Fashola also used the occasion to rouse the patriotic zeal in Lagosians, urging them to ‘imbibe the Lagos spirit’
“How can you serve your country? I say, take the spirit of Lagos everywhere you go. From Badagry to Bayelsa; from Shomolu to Sokoto; from Epe to Ebonyi; Alimosho to Adamawa; from Lekki to Lafia; From Ikeja to Ijebu-Ode, all of us, Nigerians all should serve our country by changing our thinking and striving to give our best for collective benefit.
“By making a conscious determination to changing the way we act. We can serve our country by doing something good and positive in our homes, in our schools and in our communities.

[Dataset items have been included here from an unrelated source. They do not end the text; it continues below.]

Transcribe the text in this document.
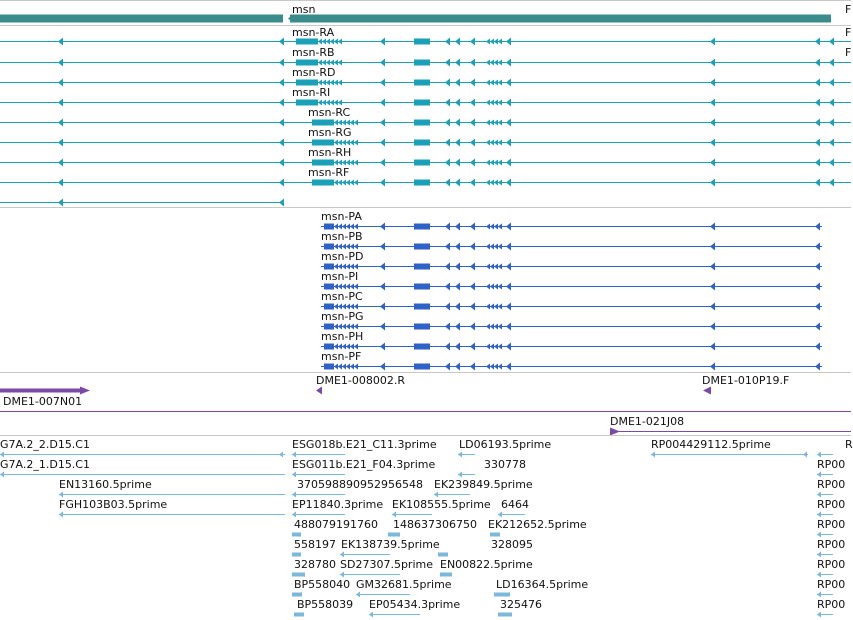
msn	F
msn-RA
msn-RB
msn-RD
msn-RI
msn-RC
msn-RG
msn-RH
msn-RF
F
F
msn-PA
msn-PB
msn-PD
msn-PI
msn-PC
msn-PG
msn-PH
msn-PF
DME1-008002.R	DME1-010P19.F
DME1-007N01
DME1-021J08
G7A.2_2.D15.C1	ESG018b.E21_C11.3prime LD06193.5prime	RP004429112.5prime	R
G7A.2_1.D15.C1	ESG011b.E21_F04.3prime	330778	RP00
EN13160.5prime	370598890952956548 EK239849.5prime	RP00
FGH103B03.5prime	EP11840.3prime EK108555.5prime 6464	RP00
488079191760 148637306750 EK212652.5prime	RP00
558197 EK138739.5prime	328095	RP00
328780 SD27307.5prime EN00822.5prime	RP00
BP558040 GM32681.5prime	LD16364.5prime	RP00
BP558039 EP05434.3prime	325476	RP00
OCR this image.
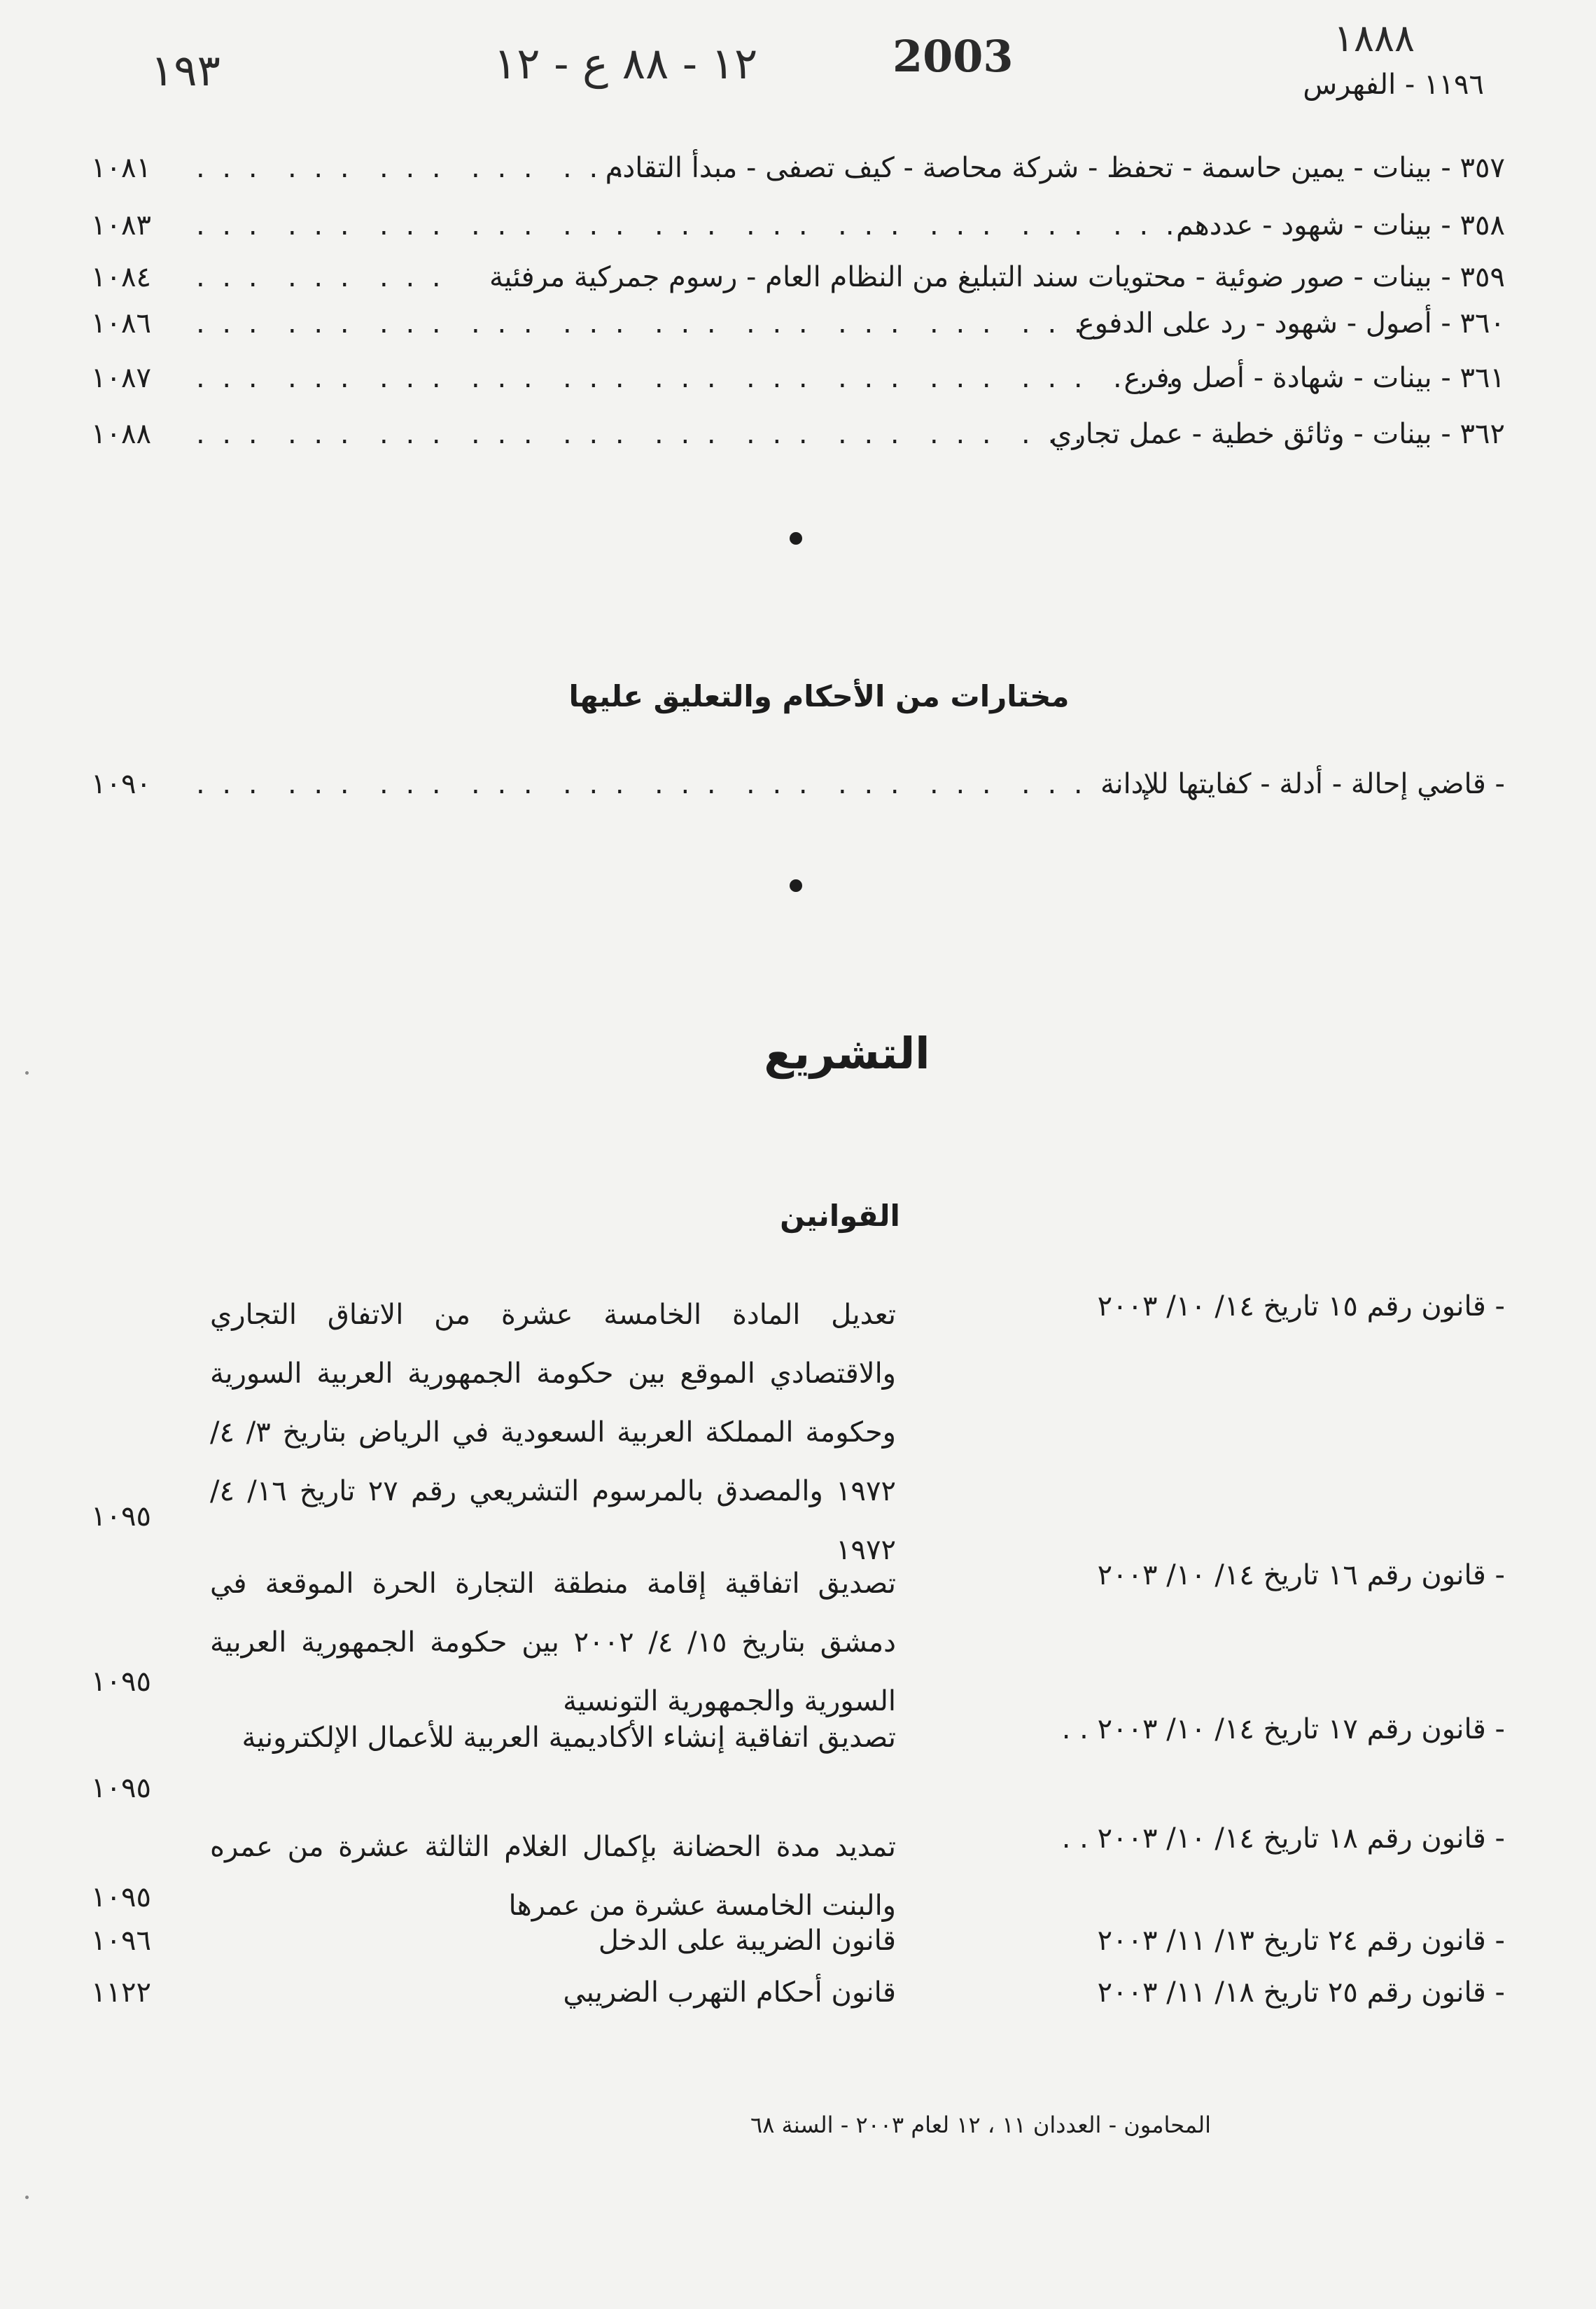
١٩٣	١٢ - ٨٨ ع - ١٢	2003	١٨٨٨
١١٩٦ - الفهرس
٣٥٧ - بينات - يمين حاسمة - تحفظ - شركة محاصة - كيف تصفى - مبدأ التقادم
. . .  . . .  . . .  . . .  . . .
١٠٨١
٣٥٨ - بينات - شهود - عددهم
. . .  . . .  . . .  . . .  . . .  . . .  . . .  . . .  . . .  . . .  . . .
١٠٨٣
٣٥٩ - بينات - صور ضوئية - محتويات سند التبليغ من النظام العام - رسوم جمركية مرفئية
. . .  . . .  . . .
١٠٨٤
٣٦٠ - أصول - شهود - رد على الدفوع
. . .  . . .  . . .  . . .  . . .  . . .  . . .  . . .  . . .  . . .
١٠٨٦
٣٦١ - بينات - شهادة - أصل وفرع
. . .  . . .  . . .  . . .  . . .  . . .  . . .  . . .  . . .  . . .  . . .
١٠٨٧
٣٦٢ - بينات - وثائق خطية - عمل تجاري
. . .  . . .  . . .  . . .  . . .  . . .  . . .  . . .  . . .  . . .
١٠٨٨
مختارات من الأحكام والتعليق عليها
- قاضي إحالة - أدلة - كفايتها للإدانة
. . .  . . .  . . .  . . .  . . .  . . .  . . .  . . .  . . .  . . .  . .
١٠٩٠
التشريع
القوانين
- قانون رقم ١٥ تاريخ ١٤/ ١٠/ ٢٠٠٣
تعديل المادة الخامسة عشرة من الاتفاق التجاري والاقتصادي الموقع بين حكومة الجمهورية العربية السورية وحكومة المملكة العربية السعودية في الرياض بتاريخ ٣/ ٤/ ١٩٧٢ والمصدق بالمرسوم التشريعي رقم ٢٧ تاريخ ١٦/ ٤/ ١٩٧٢
١٠٩٥
- قانون رقم ١٦ تاريخ ١٤/ ١٠/ ٢٠٠٣
تصديق اتفاقية إقامة منطقة التجارة الحرة الموقعة في دمشق بتاريخ ١٥/ ٤/ ٢٠٠٢ بين حكومة الجمهورية العربية السورية والجمهورية التونسية
١٠٩٥
- قانون رقم ١٧ تاريخ ١٤/ ١٠/ ٢٠٠٣ . .
تصديق اتفاقية إنشاء الأكاديمية العربية للأعمال الإلكترونية
١٠٩٥
- قانون رقم ١٨ تاريخ ١٤/ ١٠/ ٢٠٠٣ . .
تمديد مدة الحضانة بإكمال الغلام الثالثة عشرة من عمره والبنت الخامسة عشرة من عمرها
١٠٩٥
- قانون رقم ٢٤ تاريخ ١٣/ ١١/ ٢٠٠٣
قانون الضريبة على الدخل
١٠٩٦
- قانون رقم ٢٥ تاريخ ١٨/ ١١/ ٢٠٠٣
قانون أحكام التهرب الضريبي
١١٢٢
المحامون - العددان ١١ ، ١٢ لعام ٢٠٠٣ - السنة ٦٨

“It doesn’t matter how little it is. Together it makes a whole. We can serve our country by pledging in our hearts to restore, share and protect our communities, our States and our nation.
He disclosed that in the weeks and months ahead, Lagos will begin to celebrate ordinary Nigerians doing extra-ordinary things.
“And on a dedicated day in the near future we will come together to celebrate and honour our heroes, and hold them up as shining examples. Heroes recognised and chosen by you and I for the things they are doing for the benefit of others and the society at large without expectation of reward.
“Let the arm bands you are wearing be a constant reminder to change your thinking. We will distribute wrist bands all over Lagos and beyond. Wear them with pride but more importantly, let them remind you to act with integrity.